Mestplaatsingsruimte in relatie tot ANLb

Geplaatst op 31-1-205

Soms blijkt er nog onduidelijkheid te zijn omtrent de mestplaatsingsruimte in relatie tot ANLb pakketten en dan specifiek voor het kruidenrijk grasland. Het kruidenrijk grasland mag alleen bemest worden met ruige mest en niet met drijfmest. Voor de plaatsingsruimte gelden er GEEN beperkingen hieromtrent. Er mag gewoon de dierlijke gebruiksnorm aan mest op het perceel gebracht worden die vanuit derogatie mogelijk is. Dit kan door meerdere keren ruige mest te strooien en / of beweiding toe te passen. Daarnaast is het volgens onderstaand bericht vanuit Boerennatuur ook mogelijk om enige flexibiliteit toe te passen om qua bemesting te schuiven tussen percelen. De uiteindelijke check of je voldoet aan wettelijke gebruiksnormen vindt plaats op bedrijfsniveau.

https://www.rvo.nl/onderwerpen/samenhang-tussen-anlb-en-mest


Onderstaand berichtgeving vanuit Boerennatuur omtrent mestplaatsingsruimte in relatie tot ANLb:

Algemene regel: mestplaatsingsruimte ANLb-percelen raak je niet kwijt

We hebben vanuit RVO de bevestiging gekregen dat de informatie nog klopt en dat er geen mestplaatsingsruimte wordt ingeleverd voor percelen waar alléén vanuit het ANLb-beheer een beperking op bemesten ligt. Hoeveel mestplaatsingsruimte dat is, hangt af van het specifieke gewas (dus de gebruikte gewascode) en de daaraan gekoppelde gebruiksnormen (check daarvoor deze tabel van RVO). De uiteindelijke check of je voldoet aan wettelijke gebruiksnormen vindt plaats op bedrijfsniveau; daardoor ontstaat er flexibiliteit voor boeren om qua bemesting te ‘schuiven’ tussen percelen. Feit blijft dat je altijd moet zorgen dat je je houdt aan de wettelijke normen.

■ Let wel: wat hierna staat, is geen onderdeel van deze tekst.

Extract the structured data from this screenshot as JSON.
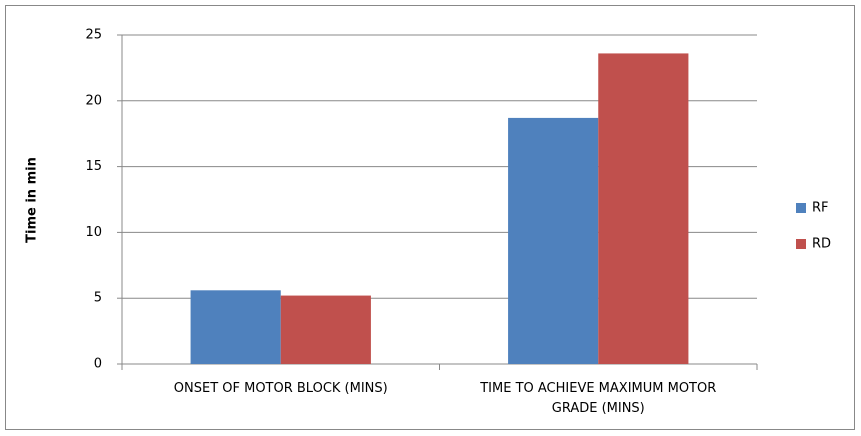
{
  "chart_data": {
    "type": "bar",
    "y_label": "Time in min",
    "categories": [
      "ONSET OF MOTOR BLOCK (MINS)",
      "TIME TO ACHIEVE MAXIMUM MOTOR GRADE (MINS)"
    ],
    "series": [
      {
        "name": "RF",
        "color": "#4f81bd",
        "values": [
          5.6,
          18.7
        ]
      },
      {
        "name": "RD",
        "color": "#c0504d",
        "values": [
          5.2,
          23.6
        ]
      }
    ],
    "ylim": [
      0,
      25
    ],
    "yticks": [
      0,
      5,
      10,
      15,
      20,
      25
    ],
    "grid": true,
    "legend": "right"
  }
}
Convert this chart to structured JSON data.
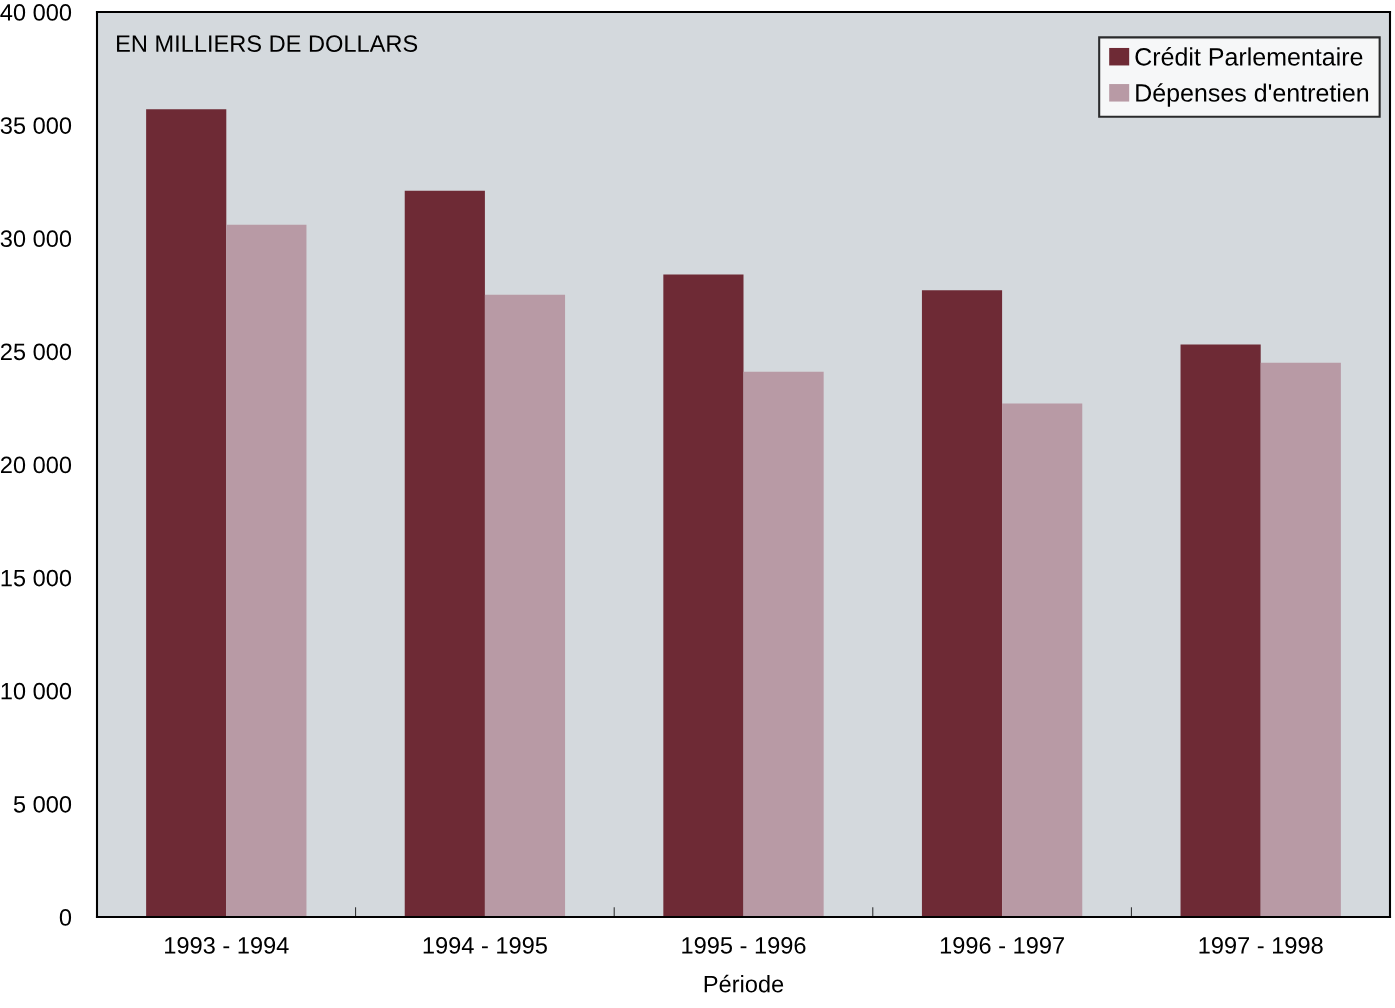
{
  "chart_data": {
    "type": "bar",
    "xlabel": "Période",
    "annotations": [
      "EN MILLIERS DE DOLLARS"
    ],
    "categories": [
      "1993 - 1994",
      "1994 - 1995",
      "1995 - 1996",
      "1996 - 1997",
      "1997 - 1998"
    ],
    "series": [
      {
        "name": "Crédit Parlementaire",
        "color": "#6e2a35",
        "values": [
          35700,
          32100,
          28400,
          27700,
          25300
        ]
      },
      {
        "name": "Dépenses d'entretien",
        "color": "#b89aa5",
        "values": [
          30600,
          27500,
          24100,
          22700,
          24500
        ]
      }
    ],
    "ylim": [
      0,
      40000
    ],
    "yticks": [
      {
        "value": 0,
        "label": "0"
      },
      {
        "value": 5000,
        "label": "5 000"
      },
      {
        "value": 10000,
        "label": "10 000"
      },
      {
        "value": 15000,
        "label": "15 000"
      },
      {
        "value": 20000,
        "label": "20 000"
      },
      {
        "value": 25000,
        "label": "25 000"
      },
      {
        "value": 30000,
        "label": "30 000"
      },
      {
        "value": 35000,
        "label": "35 000"
      },
      {
        "value": 40000,
        "label": "40 000"
      }
    ],
    "grid": false,
    "legend": "top right"
  }
}
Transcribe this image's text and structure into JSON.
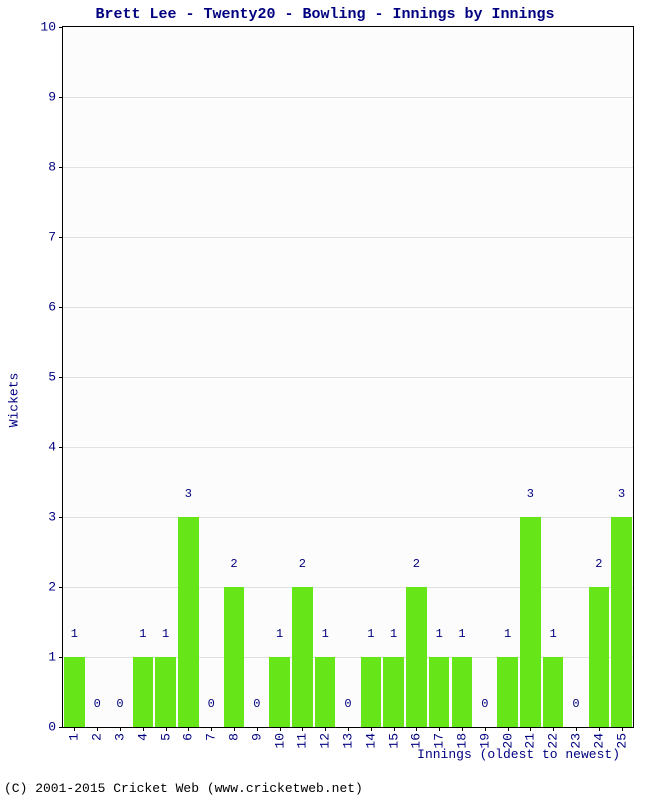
{
  "chart": {
    "type": "bar",
    "title": "Brett Lee - Twenty20 - Bowling - Innings by Innings",
    "title_fontsize": 15,
    "title_color": "#000080",
    "background_color": "#ffffff",
    "plot_background": "#fcfcfc",
    "grid_color": "#e0e0e0",
    "axis_color": "#000000",
    "label_color": "#000080",
    "label_fontsize": 13,
    "value_label_fontsize": 12,
    "y_axis_title": "Wickets",
    "x_axis_title": "Innings (oldest to newest)",
    "ylim": [
      0,
      10
    ],
    "ytick_step": 1,
    "categories": [
      "1",
      "2",
      "3",
      "4",
      "5",
      "6",
      "7",
      "8",
      "9",
      "10",
      "11",
      "12",
      "13",
      "14",
      "15",
      "16",
      "17",
      "18",
      "19",
      "20",
      "21",
      "22",
      "23",
      "24",
      "25"
    ],
    "values": [
      1,
      0,
      0,
      1,
      1,
      3,
      0,
      2,
      0,
      1,
      2,
      1,
      0,
      1,
      1,
      2,
      1,
      1,
      0,
      1,
      3,
      1,
      0,
      2,
      3
    ],
    "bar_color": "#66e619",
    "bar_width": 0.9,
    "copyright": "(C) 2001-2015 Cricket Web (www.cricketweb.net)"
  }
}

Maar let op: er zijn enkele uitzonderingen

In een aantal gevallen raak je wél je mestplaatsingsruimte van ANLb-percelen kwijt, namelijk als de betreffende ANLb-percelen overlappen met:

  • niet-productief areaal dat je opgeeft om te voldoen aan GLMC8;
  • verplichte bufferstroken in het kader van de mestwetgeving/GLMC4&10;
  • percelen waarop je de niet-productieve eco-activiteiten ‘bufferstrook met kruiden’ en ‘groene braak’ uitvoert.


Kortom: als er géén wettelijke verplichting is om niet te bemesten en er geen overlap is met bovengenoemde GLMC’s en/of eco-activiteiten, dan behoud je de mestplaatsingsruimte van ANLb-percelen.

De eisen die voortvloeien uit het ANLb zélf, waar je je als deelnemer aan te houden hebt, zijn géén wettelijke eisen, want het ANLb is immers een vrijwillige regeling.

Onderscheid tussen beheereisen en beheervoorschriften

Verder is van belang dat de ANLb-eisen die betrekking hebben op het niet bemesten géén onderdeel zijn van de beheereisen, maar van de beheervoorschriften. Dat onderscheid is van belang, omdat alleen de beheereisen een rol spelen in de subsidierelatie tussen overheid en collectieven (collectieven zijn immers de eindbegunstigde van de ANLb-subsidie). De beheervoorschriften daarentegen zijn privaatrechtelijke afspraken tussen het collectief en een deelnemer; daar heeft de overheid helemaal niks mee van doen. Het is dus ook niet aan RVO/NVWA om de naleving daarvan te controleren; dat is aan de collectieven en gebeurt via o.a. de schouw. (Aanvulling 1 mei: beheereisen zijn gebaseerd op beheeractiviteiten, de website van RVO gebruikt de term beheeractiviteit)

 

Derogatie en mestplaatsingsruimte ANLb

Van belang is nog wel dat je – als je een derogatievergunning hebt – bij het berekenen van de mestplaatsingsruimte van ANLb-percelen waarvoor als beheervoorschrift geldt dat je ze niet mag bemesten niet met de verhoogde gebruiksnorm voor dierlijke mest mag rekenen. Als je die mestplaatsingsruimte elders wilt inzetten, moet je rekenen met de normale gebruiksnormen.